Surface Ozone Estimation over the Beijing–Tianjin–Hebei Region: A Case Study Using EMI-II Total Ozone Observations and Machine Learning Integration

Surface ozone monitoring remains challenging due to sparse ground networks and limited satellite boundary-layer sensitivity. This study evaluates, for the first time, China’s Environmental Trace Gases Monitoring Instrument II (EMI-II) for estimating surface ozone over the Beijing–Tianjin–Hebei (BTH) region. EMI-II total ozone columns (TOCs) are retrieved using the differential optical absorption spectroscopy (DOAS) algorithm and validated against the TROPOspheric Monitoring Instrument (TROPOMI) (R = 0.96), Geostationary Environment Monitoring Spectrometer (GEMS) (R = 0.97), and the World Ozone and Ultraviolet Radiation Data Centre (WOUDC) ground measurements (R > 0.92, bias < 4%). TOCs are then combined with ERA5 meteorology, satellite NO2/HCHO, and surface observations within machine learning models, achieving cross-validated R2 of 0.94 and RMSE of 12.05 μg/m3 for surface ozone estimation.
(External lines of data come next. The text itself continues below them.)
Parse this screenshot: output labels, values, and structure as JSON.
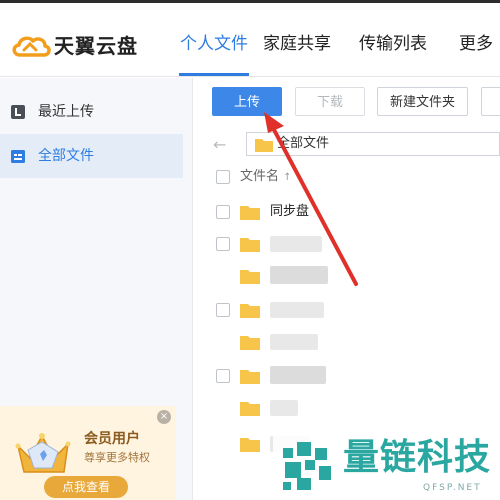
{
  "app": {
    "name": "天翼云盘"
  },
  "nav": {
    "tabs": [
      {
        "label": "个人文件",
        "active": true
      },
      {
        "label": "家庭共享",
        "active": false
      },
      {
        "label": "传输列表",
        "active": false
      },
      {
        "label": "更多",
        "active": false
      }
    ]
  },
  "sidebar": {
    "items": [
      {
        "label": "最近上传",
        "icon": "recent-icon",
        "active": false
      },
      {
        "label": "全部文件",
        "icon": "all-files-icon",
        "active": true
      }
    ],
    "promo": {
      "title": "会员用户",
      "subtitle": "尊享更多特权",
      "button": "点我查看",
      "close": "×"
    }
  },
  "toolbar": {
    "upload": "上传",
    "download": "下载",
    "new_folder": "新建文件夹"
  },
  "breadcrumb": {
    "back": "←",
    "path": "全部文件"
  },
  "file_list": {
    "column_name": "文件名",
    "sort_indicator": "↑",
    "rows": [
      {
        "name": "同步盘",
        "type": "folder"
      }
    ]
  },
  "watermark": {
    "text": "量链科技",
    "url": "QFSP.NET"
  },
  "colors": {
    "accent": "#2f7de1",
    "primary_button": "#3c87e8",
    "folder": "#f7c54a",
    "annotation_arrow": "#e0302a",
    "watermark": "#2aa7a0"
  }
}
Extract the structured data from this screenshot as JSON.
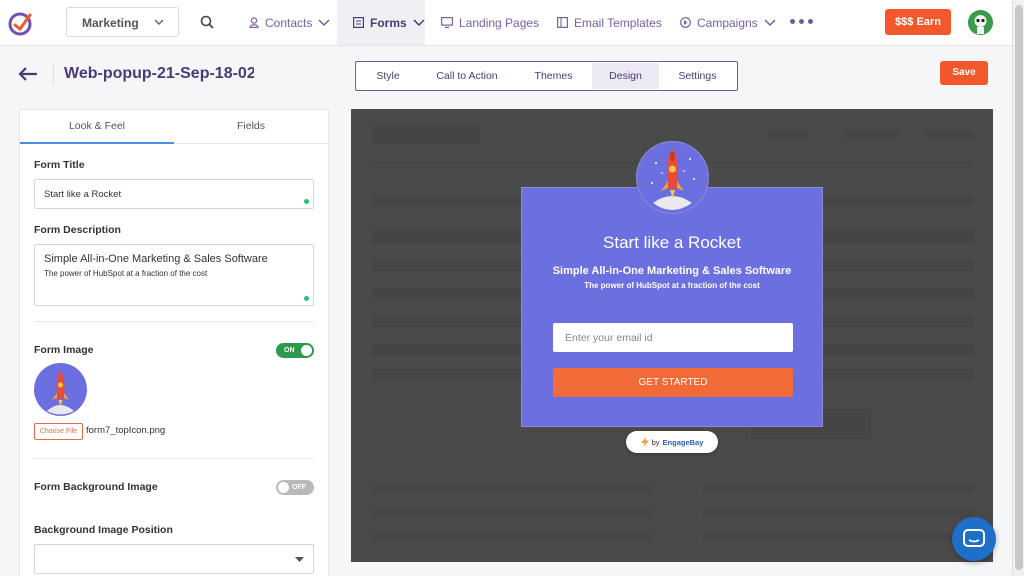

EMI-II estimates show strong agreement with independent observations (R = 0.91, RMSE = 10.83 μg/m3) and reproduce seasonal gradients, with summer concentrations (131 μg/m3) more than double winter levels (61 μg/m3). Estimation skill is regime-dependent: performance comparable to TROPOMI occurs under strong photochemical activity, while reduced sensitivity occurs under weak radiation and stable boundary layers—consistent with averaging kernel diagnostics. This first comprehensive validation demonstrates that EMI-II, despite vertical sensitivity limitations, provides meaningful surface ozone constraints under favorable atmospheric conditions. The framework is potentially applicable to other regions and sensors under similar conditions, providing a case study for integrating national satellite products into multi-source surface ozone estimation.